Bénéficiant de la possibilité d’écrire au sein d’un blog formidable, voici quelques nouveaux conseils pour réussir un concert inoubliable. Oui, n’ayons pas peur !… Tout cela sera vérifié d’ici fin août, avec une petite idée de ce qui nous attend via les setlists précédentes.

Alors bien sûr, si le nouvel album se confirme, deux ou trois titres s’imposent, les meilleurs, histoire de mettre l’eau et surtout la bière à la bouche.

The Cure – The Kiss

Sinon, commencez par un tire dévastateur, qui met tout le monde en rage, en sueur et en attente : « The Kiss ». Tu verras Robert (on se tutoie, on a le même âge), débuter par un bon solo de cinq minutes ça démange tout le reste. Ensuite, sois le jeu se calme, un ou deux titres plus pop mais audibles (« Just Like Heaven »), sois tu enfonces le clou : « One Hundred Years », carrément, faut pas avoir peur.

Après tu laisses rouler la machine, elle va aller de soi, avec une ou deux surprises : « Lament » ou « Just One Kiss » par exemple. Entre nous, glisser « All Cats Are Grey » en invitant ton vieux pote Lol Tolhurst, là, c’est top moumoute. Mais ça peut se réserver pour les rappels, y’a pas le feu au lac comme on dit en Suisse. Ah, ne pas oublier une bonne paire de titres issus de « Disintegration », c’est un bel anniversaire aussi !

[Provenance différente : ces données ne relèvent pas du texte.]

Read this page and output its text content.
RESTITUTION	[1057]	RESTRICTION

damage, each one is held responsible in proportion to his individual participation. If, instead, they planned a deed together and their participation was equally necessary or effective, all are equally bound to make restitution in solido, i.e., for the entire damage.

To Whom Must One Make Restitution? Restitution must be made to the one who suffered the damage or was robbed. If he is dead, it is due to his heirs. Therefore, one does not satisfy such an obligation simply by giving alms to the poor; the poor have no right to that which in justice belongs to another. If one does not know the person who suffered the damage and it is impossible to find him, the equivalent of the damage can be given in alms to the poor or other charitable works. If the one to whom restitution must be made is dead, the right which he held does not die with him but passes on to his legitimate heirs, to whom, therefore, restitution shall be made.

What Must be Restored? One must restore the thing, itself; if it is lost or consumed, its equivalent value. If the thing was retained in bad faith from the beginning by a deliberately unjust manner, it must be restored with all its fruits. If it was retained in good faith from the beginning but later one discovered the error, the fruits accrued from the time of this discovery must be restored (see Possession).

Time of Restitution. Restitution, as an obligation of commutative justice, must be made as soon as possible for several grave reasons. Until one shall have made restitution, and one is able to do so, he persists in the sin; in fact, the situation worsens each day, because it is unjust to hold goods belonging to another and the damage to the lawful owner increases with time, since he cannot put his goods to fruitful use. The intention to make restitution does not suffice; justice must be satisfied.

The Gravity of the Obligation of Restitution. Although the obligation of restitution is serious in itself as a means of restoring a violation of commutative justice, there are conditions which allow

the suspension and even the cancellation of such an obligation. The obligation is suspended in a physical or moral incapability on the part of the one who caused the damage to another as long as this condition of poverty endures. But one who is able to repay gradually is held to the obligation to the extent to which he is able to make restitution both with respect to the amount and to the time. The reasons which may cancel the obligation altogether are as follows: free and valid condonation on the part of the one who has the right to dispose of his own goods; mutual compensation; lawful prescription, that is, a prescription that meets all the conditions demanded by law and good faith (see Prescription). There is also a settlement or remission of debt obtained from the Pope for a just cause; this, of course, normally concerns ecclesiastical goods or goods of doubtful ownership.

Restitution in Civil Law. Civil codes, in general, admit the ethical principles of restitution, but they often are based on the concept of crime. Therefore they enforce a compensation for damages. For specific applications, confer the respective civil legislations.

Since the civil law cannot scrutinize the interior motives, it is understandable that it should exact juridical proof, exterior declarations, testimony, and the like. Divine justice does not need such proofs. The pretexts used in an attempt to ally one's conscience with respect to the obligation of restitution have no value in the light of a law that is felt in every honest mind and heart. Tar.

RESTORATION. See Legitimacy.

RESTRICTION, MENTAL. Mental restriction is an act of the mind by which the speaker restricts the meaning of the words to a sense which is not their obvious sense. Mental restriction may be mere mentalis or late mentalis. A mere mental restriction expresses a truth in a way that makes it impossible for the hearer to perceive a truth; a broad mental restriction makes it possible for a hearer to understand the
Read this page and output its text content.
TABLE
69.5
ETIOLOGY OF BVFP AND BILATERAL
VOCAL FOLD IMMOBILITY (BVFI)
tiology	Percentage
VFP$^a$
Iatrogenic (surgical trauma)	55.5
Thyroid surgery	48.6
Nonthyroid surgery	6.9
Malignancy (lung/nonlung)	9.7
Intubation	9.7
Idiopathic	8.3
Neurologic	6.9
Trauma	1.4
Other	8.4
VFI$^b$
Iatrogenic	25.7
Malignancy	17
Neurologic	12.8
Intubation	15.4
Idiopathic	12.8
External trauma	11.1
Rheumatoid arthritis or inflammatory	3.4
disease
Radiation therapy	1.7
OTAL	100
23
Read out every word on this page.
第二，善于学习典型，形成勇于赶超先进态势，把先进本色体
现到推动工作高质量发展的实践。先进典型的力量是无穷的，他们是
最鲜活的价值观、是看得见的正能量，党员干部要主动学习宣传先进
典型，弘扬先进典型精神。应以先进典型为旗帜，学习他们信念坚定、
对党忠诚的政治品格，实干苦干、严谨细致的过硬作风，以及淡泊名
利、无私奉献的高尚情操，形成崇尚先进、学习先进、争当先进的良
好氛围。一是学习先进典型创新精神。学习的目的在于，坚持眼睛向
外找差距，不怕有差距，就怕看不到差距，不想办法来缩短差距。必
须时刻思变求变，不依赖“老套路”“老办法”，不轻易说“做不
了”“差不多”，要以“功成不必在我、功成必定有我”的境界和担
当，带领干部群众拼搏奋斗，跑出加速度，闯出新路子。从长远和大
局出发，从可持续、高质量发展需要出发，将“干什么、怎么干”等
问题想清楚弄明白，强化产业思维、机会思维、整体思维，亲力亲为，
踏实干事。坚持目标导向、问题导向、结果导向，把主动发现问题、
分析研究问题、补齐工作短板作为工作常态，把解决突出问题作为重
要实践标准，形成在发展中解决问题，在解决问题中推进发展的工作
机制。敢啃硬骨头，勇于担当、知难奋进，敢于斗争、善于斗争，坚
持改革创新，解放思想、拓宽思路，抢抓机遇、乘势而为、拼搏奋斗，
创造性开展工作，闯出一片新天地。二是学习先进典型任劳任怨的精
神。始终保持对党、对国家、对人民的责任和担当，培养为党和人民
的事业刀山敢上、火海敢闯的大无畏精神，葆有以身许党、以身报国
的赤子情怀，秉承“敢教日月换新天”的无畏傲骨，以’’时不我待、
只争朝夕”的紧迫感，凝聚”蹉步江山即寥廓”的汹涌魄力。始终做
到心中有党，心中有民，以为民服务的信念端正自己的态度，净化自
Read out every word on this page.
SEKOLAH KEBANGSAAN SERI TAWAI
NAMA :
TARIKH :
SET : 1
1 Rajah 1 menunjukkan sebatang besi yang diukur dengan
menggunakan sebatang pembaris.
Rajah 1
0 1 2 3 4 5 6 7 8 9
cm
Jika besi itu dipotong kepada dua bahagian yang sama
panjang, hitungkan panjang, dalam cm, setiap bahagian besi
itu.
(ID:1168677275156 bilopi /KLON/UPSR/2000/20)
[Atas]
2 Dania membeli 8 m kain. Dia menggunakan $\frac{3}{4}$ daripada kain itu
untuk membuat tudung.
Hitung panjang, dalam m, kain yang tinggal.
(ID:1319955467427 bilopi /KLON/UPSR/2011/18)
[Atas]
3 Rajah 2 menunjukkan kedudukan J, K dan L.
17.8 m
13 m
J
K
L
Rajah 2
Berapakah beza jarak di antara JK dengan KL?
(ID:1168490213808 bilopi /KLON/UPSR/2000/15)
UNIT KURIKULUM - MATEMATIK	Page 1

The Cure – All Cats Are Grey (with Lol Tolhurst)

The Cure en 2019

Les rappels, justement, toujours très intéressants chez les Cure. Ces derniers temps, ça devenait banals, on s’emmerdait un peu pour tout dire. Bon, faut remettre de l’essence et resserrer les boulons. Évite, par exemple, de replonger dans le passé!… Crée l’étonnement, la beauté, l’envoûtement avec des titres joués peu souvent, même si Burn doit y figurer obligatoirement.

The Cure – Burn

Allez, quelques suggestions : The Promise, This Morning, The Figurehead, Sinking, Untitled. Tiens, une idée de taré : un invité. On dit Brian Molko, par exemple, et vous reprenez Without You I’m Nothing. Ok, je te l’accorde, c’est franchement gonflé, mais alors… ça scotche tout le monde.

Et puis il faut bien finir un soir pas comme les autres. Alors deux possibilités :

  • Une version soft mais émouvante à pleurer: Faith avec une dérive à la fin, sur les mots, les notes.
  • Une version hard : Forever façon étirée, période pornographique. Douze minutes intenses qui laissent tout le public sur le cul, en train de se demander ce qu’il venait de se passer, d’où il sortait.

The Cure – Forever

De toute façon en choisissant une de ces deux propositions, le groupe restera à jamais en nous, adeptes ou non, il sera impossible d’être insensible. Il s’agit bel et bien là ce qui a toujours valu le succès d’un remède inaltérable.